The two boys, then 9 and 7 years old, were arrested and held in jail for nearly a week without contact with their parents or legal counsel. Police beat them. James Hanover Thompson and David “Fuzzy” Simpson were accused of “molestation”; a juvenile judge declared them guilty and sentenced them to reform school until they reached age 21, according to the Washington Post. Thompson’s and Simpson’s mothers were fired from their jobs as domestics and “threatened,” according to a local newspaper. Thompson’s dog was killed. The Ku Klux Klan burned crosses outside the police station.

“The Kissing Case,” as it came to be known, attracted worldwide attention. People demonstrated in Paris, Rome, and Vienna. This was when the civil rights movement was gathering momentum, about two years before the famous lunch-counter sit-in in Greensboro, 100 miles to the north of Monroe. President Eisenhower and former first lady Eleanor Roosevelt, a vigorous champion of civil rights, protested the treatment of the boys and called for clemency.

Brenda Lee Graham, sister of James Thompson, remembered what it was like for her family for NPR’s StoryCorps project, which records conversations and archives them in the Library of Congress for future generations to hear.

“Mom was a nervous wreck. She didn’t sleep,” Brenda told her little brother in their 2011 StoryCorps recording session. “She would be up walking the floors and praying.”

Brenda remembered men burning crosses in the family’s front yard, and her mother having to sweep the porch of bullets in the mornings.

Finally, after the boys had been detained for three months, North Carolina Governor Luther H. Hodges bowed to intense public pressure and allowed the boys to be released, though he insisted to the New York Times that they had been held “for their own protection.”
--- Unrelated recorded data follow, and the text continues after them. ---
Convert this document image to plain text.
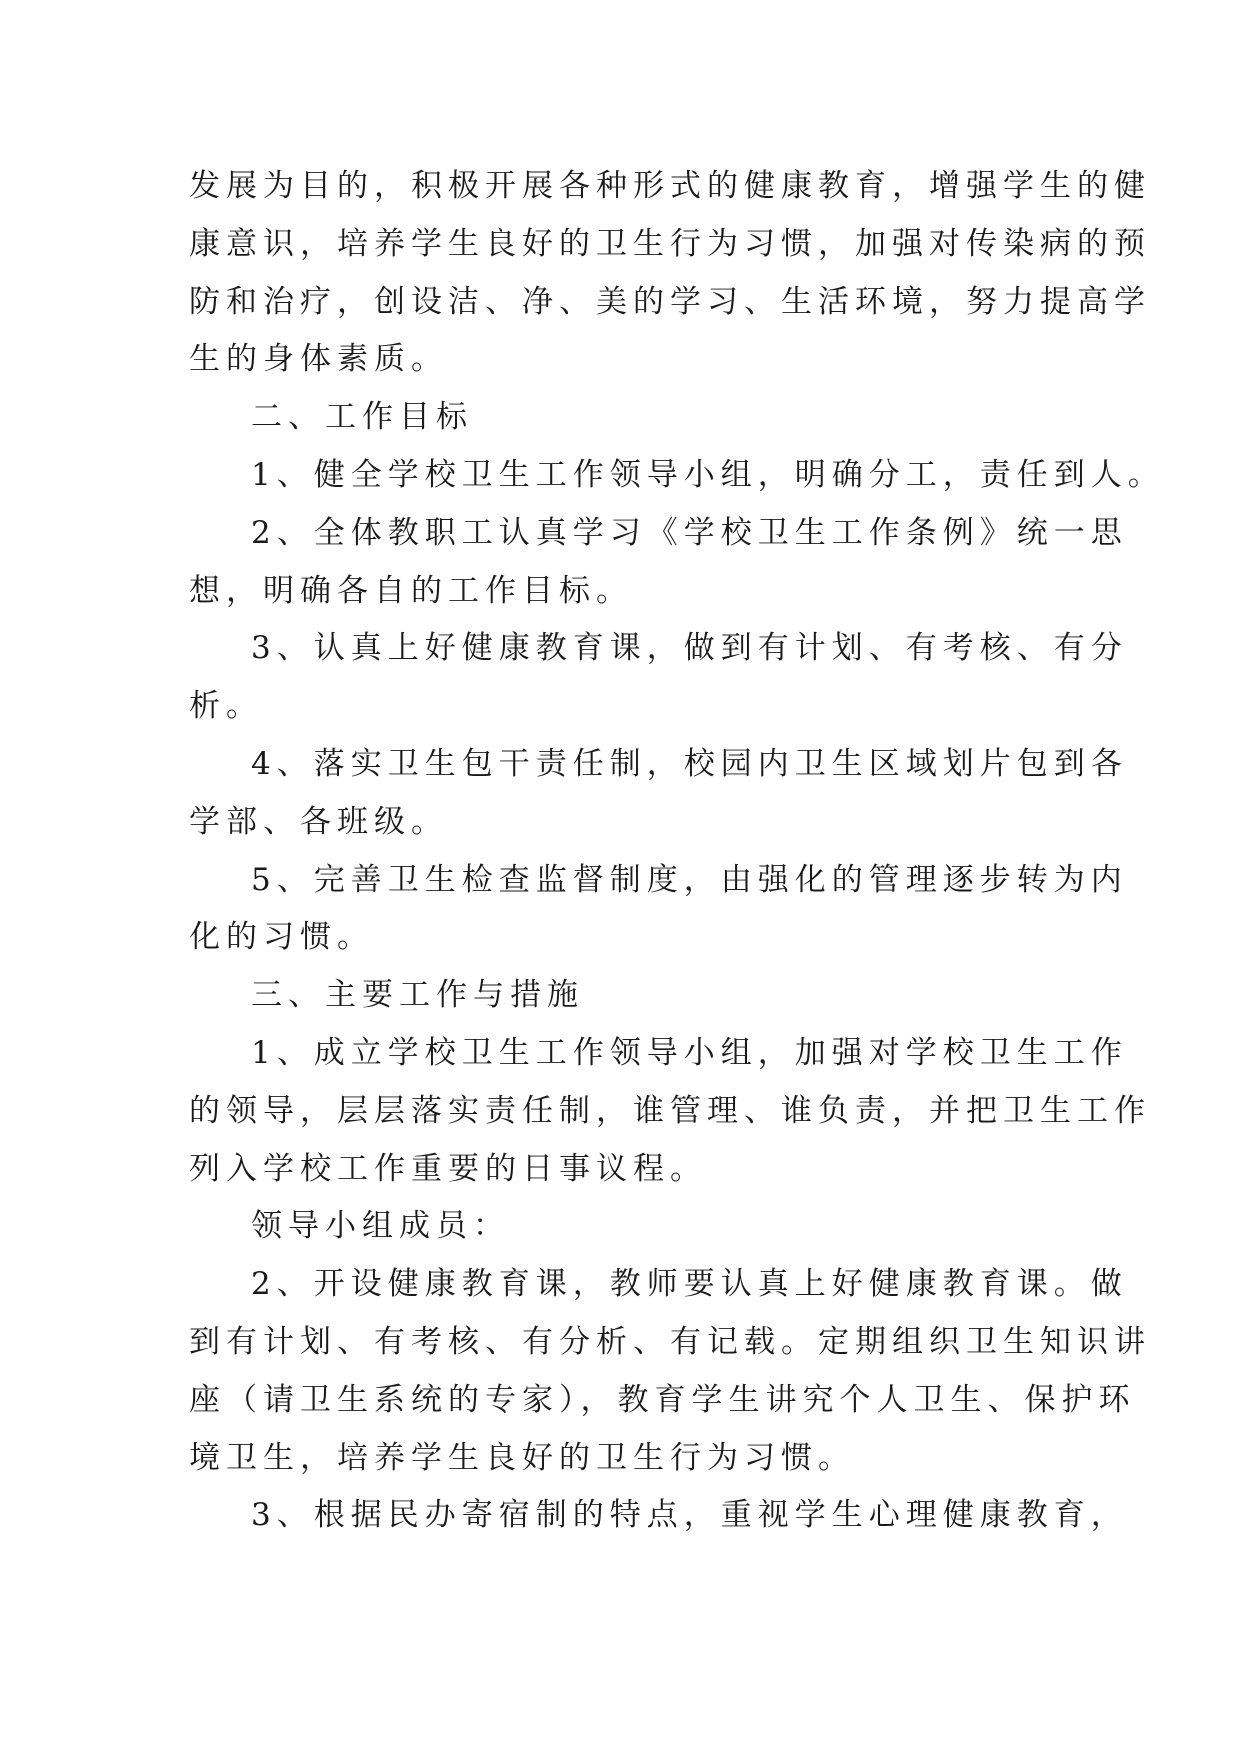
发展为目的，积极开展各种形式的健康教育，增强学生的健
康意识，培养学生良好的卫生行为习惯，加强对传染病的预
防和治疗，创设洁、净、美的学习、生活环境，努力提高学
生的身体素质。
二、工作目标
1、健全学校卫生工作领导小组，明确分工，责任到人。
2、全体教职工认真学习《学校卫生工作条例》统一思
想，明确各自的工作目标。
3、认真上好健康教育课，做到有计划、有考核、有分
析。
4、落实卫生包干责任制，校园内卫生区域划片包到各
学部、各班级。
5、完善卫生检查监督制度，由强化的管理逐步转为内
化的习惯。
三、主要工作与措施
1、成立学校卫生工作领导小组，加强对学校卫生工作
的领导，层层落实责任制，谁管理、谁负责，并把卫生工作
列入学校工作重要的日事议程。
领导小组成员：
2、开设健康教育课，教师要认真上好健康教育课。做
到有计划、有考核、有分析、有记载。定期组织卫生知识讲
座（请卫生系统的专家），教育学生讲究个人卫生、保护环
境卫生，培养学生良好的卫生行为习惯。
3、根据民办寄宿制的特点，重视学生心理健康教育，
A commissioner for the North Carolina State Board of Correction and Training had been sent to visit the homes of the boys’ families—who since the incident had moved to Charlotte. Commissioner Blaine M. Madison determined that their family situation was now “such to justify release,” according to a February 14, 1959, New York Times report.

James and Fuzzy were allowed to go home to their families, but they were marked forever by those awful months. As a grownup, James would have trouble keeping a job and would land in jail for robbery. He lives to this day in North Carolina.

“It was like seeing somebody different, that you didn’t even know,” Brenda said in her StoryCorps recording, about her brother’s return home. “He never talked about what he went through there. But ever since then, his mind just hadn’t been the same.”

Related story from us:Claudette Colvin was the first person to resist bus segregation in Alabama

Or as James himself told StoryCorps: “I always sit around and I wonder, if this hadn’t happened to me, you know, what could I have turned out to be? Could I have been a doctor? Could I have went off to some college, or some great school? It just destroyed our life.”